Malachi’s social media teems with depictions of distended bodies in settings reminiscent of a post-apocalyptic “Zelda” — not quite nightmarish but far from a dream, residing in the space of human consciousness reserved for deciphering the otherworldly.

For Malachi, this fantasy is a lived experience. Their ventures into styling and photography show subjects — and often themself  — adorned like fashionable fairy-cyborg hybrids. The fantastic ephemera of Malachi’s work belies the enveloping politic strata the work possesses.

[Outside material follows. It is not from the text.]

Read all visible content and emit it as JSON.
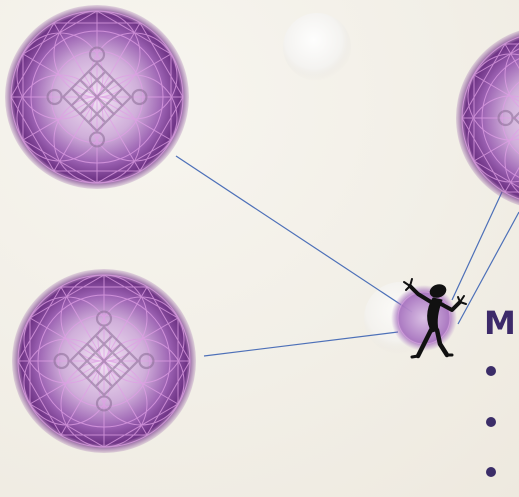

“My abilities are soaked in imagination, cultivating joy and beauty, the exaltation of others and spiritual counsel. Fear has the same amount of creative force as love or desire. I choose to not live in fear or cultivate fear. I create beauty and joy with my work. I choose to release fear and replace it with self-love wherever I can.

“Many sci-fi and fantasy artists and writers use their abilities to bring to light our fears and collective challenges, or bring energy to people that were previously forgotten in those genres,” added the artist. “There’s creation magick in putting a black person in a story about the far-off future or as a mythical creature of the deep ocean. I believe in the experiential evolution of our people. I believe we will develop to understand there is more to who we are and more than just our reality. I create so that people can know themselves and see the infinite possibilities.”

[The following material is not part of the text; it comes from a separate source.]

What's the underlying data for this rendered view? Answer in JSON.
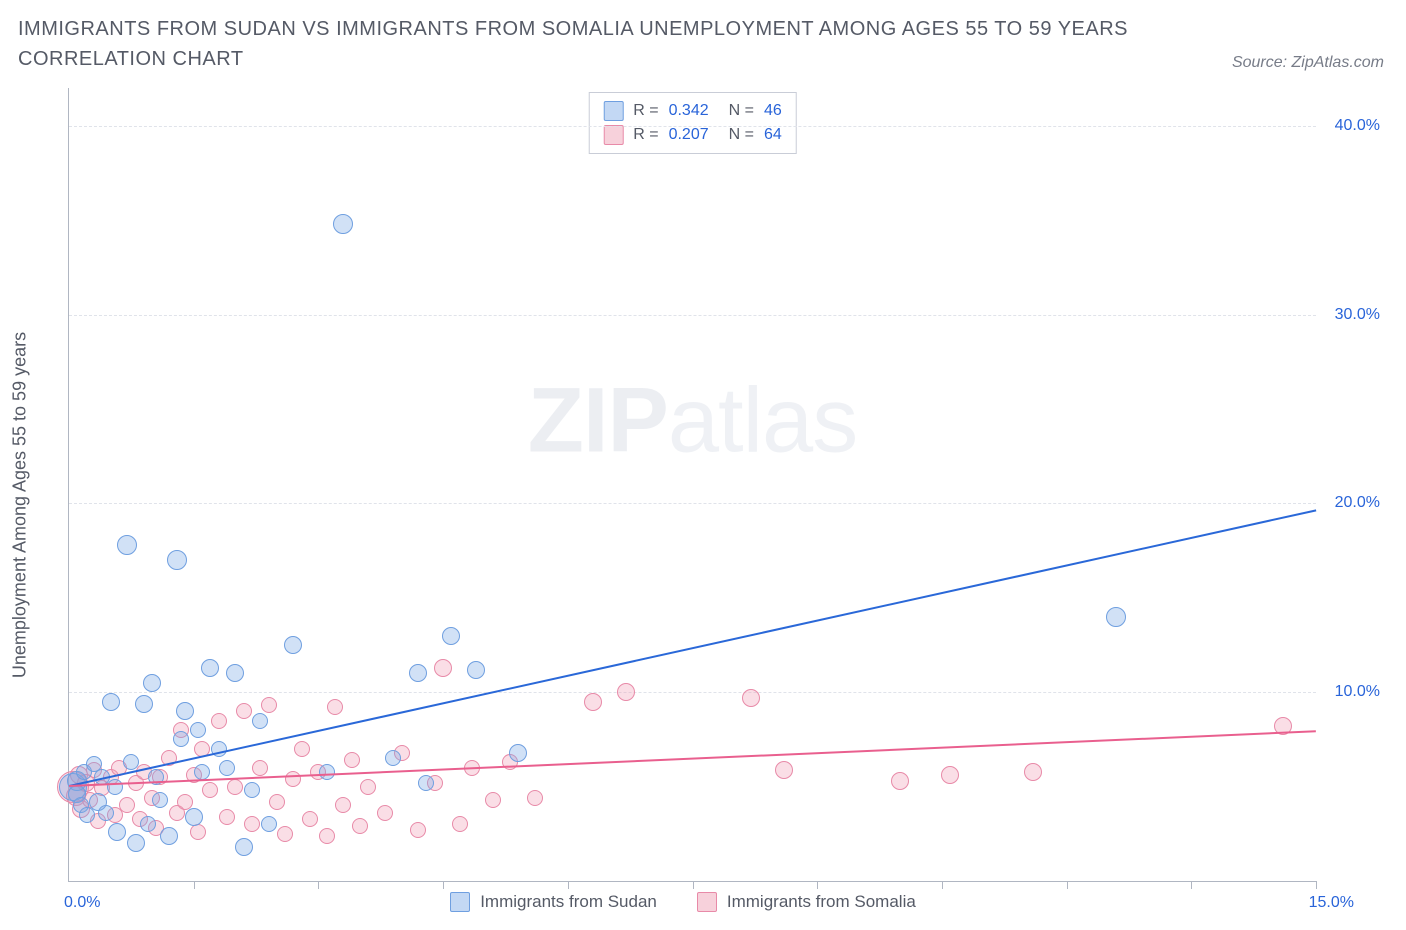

With events like “Garden of Earthly Delights,” the communities at the intersection of BIPOC and LGBT identities benefit from Malachi’s enterprising.

The event takes place on the summer solstice and will be a menagerie of wildly speculative performances — drag, burlesque, dancing and costume prizes, all in an accessible space at Bartram’s Gardens.

“The summer solstice is the longest day of the year and holds magick for many groups of people,” Malachi ruminated. “It’s clear to me that the sun brings joy to a lot of queer people who experience seasonal depression. This is a way of thanking the sunlight and the summertime and thanking ourselves for allowing this experience of joy and for our own magick.”

Under the name Hawkmoth Events, Malachi’s past curatorial endeavors include “Gaudlike,” an exploration of the divinity within, featuring 14 eclectic artists from a wide range of expressions, and “O:O Our Black Arts,” a celebration of radical black joy by black artists often ostracized by their respective communities.

The creators Malachi brings together venture throughout all possible spectrums, but its Malachi themself who reflects disparate dichotomy in full bloom.

“Perhaps more than identifying along the LGBTQ spectrum, I identify as the spectrum. I am a shapeshifter,” the artist explained. “I am genderfluid. I was assigned a female gender based on the shape of my body as an infant, but I am not a woman, nor a man: I am both and everything beyond these limited concepts. If you must have a defined label, I more often than not feel like a Divine Boy-Mom. I have the capacity to be attracted to all people and a desire to love all kinds of forms. I am not limited and neither is my heart.”

Having often been denied access to both artistic spaces and Black spaces as a mixed-race child, Malachi uses Hawkmoth to give back.

“Hawkmoth Events is a way that I can utilize my ability to organize and channel others’ energies to support people in meeting each other, creating work together and/or sharing artistic space.”